One article in the issue raised the question: “Is technology bringing people together or driving them apart?” The pro people and the con people both had their say; and, after reading their opinions, I still come down on the driving-us-apart side.
My gut reaction is that technology originally designed to communicate — such as the cellphone — tends to erode a natural social component of life. With these devices, people can be in their own oblivious worlds even when they are out and about in the world at large. They walk around with their hands up to their ears in the super market, in the car, and in the movies. My son, the university professor, says they fiddle in class with text messaging as if they were Morse Code professionals.

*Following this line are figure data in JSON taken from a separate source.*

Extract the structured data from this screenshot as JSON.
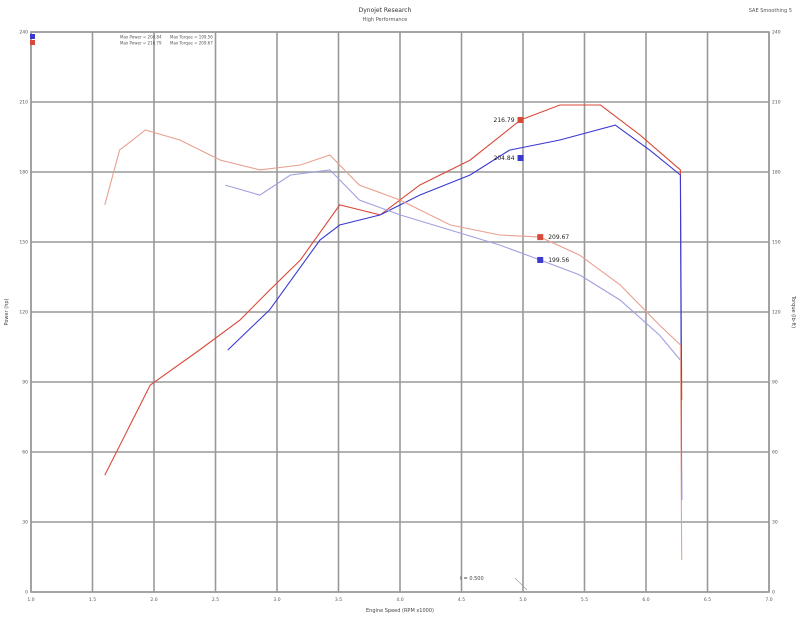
{
  "header": {
    "title": "Dynojet Research",
    "subtitle": "High Performance",
    "top_right": "SAE Smoothing 5"
  },
  "legend": [
    {
      "color": "#3a3ad0",
      "power": "Max Power = 204.84",
      "torque": "Max Torque = 199.56"
    },
    {
      "color": "#d84a3a",
      "power": "Max Power = 216.79",
      "torque": "Max Torque = 209.67"
    }
  ],
  "chart_data": {
    "type": "line",
    "title": "Dynojet Research",
    "xlabel": "Engine Speed (RPM x1000)",
    "ylabel": "Power (hp)",
    "y2label": "Torque (lb-ft)",
    "xlim": [
      1.0,
      7.0
    ],
    "xticks": [
      "1.0",
      "1.5",
      "2.0",
      "2.5",
      "3.0",
      "3.5",
      "4.0",
      "4.5",
      "5.0",
      "5.5",
      "6.0",
      "6.5",
      "7.0"
    ],
    "ylim": [
      0,
      240
    ],
    "yticks": [
      "0",
      "30",
      "60",
      "90",
      "120",
      "150",
      "180",
      "210",
      "240"
    ],
    "grid": true,
    "annotation": "t = 0.500",
    "series": [
      {
        "id": "red-power",
        "color": "#d84a3a",
        "x": [
          1.6,
          1.97,
          2.37,
          2.7,
          2.94,
          3.19,
          3.51,
          3.84,
          4.16,
          4.57,
          4.98,
          5.3,
          5.63,
          5.95,
          6.28,
          6.29
        ],
        "y": [
          50.1,
          88.7,
          103.7,
          116.6,
          129.4,
          142.3,
          165.9,
          161.6,
          174.4,
          185.1,
          202.3,
          208.7,
          208.7,
          195.9,
          180.9,
          82.3
        ]
      },
      {
        "id": "blue-power",
        "color": "#3a3ad0",
        "x": [
          2.6,
          2.94,
          3.35,
          3.51,
          3.84,
          4.16,
          4.57,
          4.89,
          5.3,
          5.75,
          6.03,
          6.28,
          6.29
        ],
        "y": [
          103.7,
          120.9,
          150.9,
          157.3,
          161.6,
          170.1,
          178.7,
          189.4,
          193.7,
          200.1,
          189.4,
          178.7,
          39.4
        ]
      },
      {
        "id": "red-torque",
        "color": "#e8a090",
        "x": [
          1.6,
          1.72,
          1.93,
          2.21,
          2.54,
          2.86,
          3.19,
          3.43,
          3.67,
          4.0,
          4.41,
          4.81,
          5.14,
          5.46,
          5.79,
          6.11,
          6.28,
          6.29
        ],
        "y": [
          165.9,
          189.4,
          198.0,
          193.7,
          185.1,
          180.9,
          183.0,
          187.3,
          174.4,
          168.0,
          157.3,
          153.0,
          152.1,
          144.4,
          131.6,
          114.4,
          105.9,
          13.7
        ]
      },
      {
        "id": "blue-torque",
        "color": "#a0a0e0",
        "x": [
          2.58,
          2.86,
          3.11,
          3.43,
          3.67,
          4.0,
          4.41,
          4.81,
          5.14,
          5.46,
          5.79,
          6.11,
          6.28
        ],
        "y": [
          174.4,
          170.1,
          178.7,
          180.9,
          168.0,
          161.6,
          155.1,
          148.7,
          142.3,
          135.9,
          125.1,
          110.1,
          99.4
        ]
      }
    ],
    "labels": [
      {
        "text": "216.79",
        "x": 4.98,
        "y": 202.3,
        "color": "#d84a3a"
      },
      {
        "text": "204.84",
        "x": 4.98,
        "y": 186.0,
        "color": "#3a3ad0"
      },
      {
        "text": "209.67",
        "x": 5.14,
        "y": 152.1,
        "color": "#d84a3a"
      },
      {
        "text": "199.56",
        "x": 5.14,
        "y": 142.3,
        "color": "#3a3ad0"
      }
    ]
  }
}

I’m probably the one who is behind the times, but I think having to be plugged in and touching base with friends every waking moment is unnecessary. It’s uncreative. It’s rude. How many of us have watched the doors close and then heard someone in the back say, “I’m in the elevator now”? How many of us have heard the multiple clicks of flip phones coming to life and a chorus of “We just landed”?
I admit I own a cellphone. I think it’s a good thing to have in my car in case of an emergency or to let someone know I’m going to be late to an appointment. But I never just chat on it or download photos to it or spend precious time programming its ring to resemble Beethoven’s Fifth.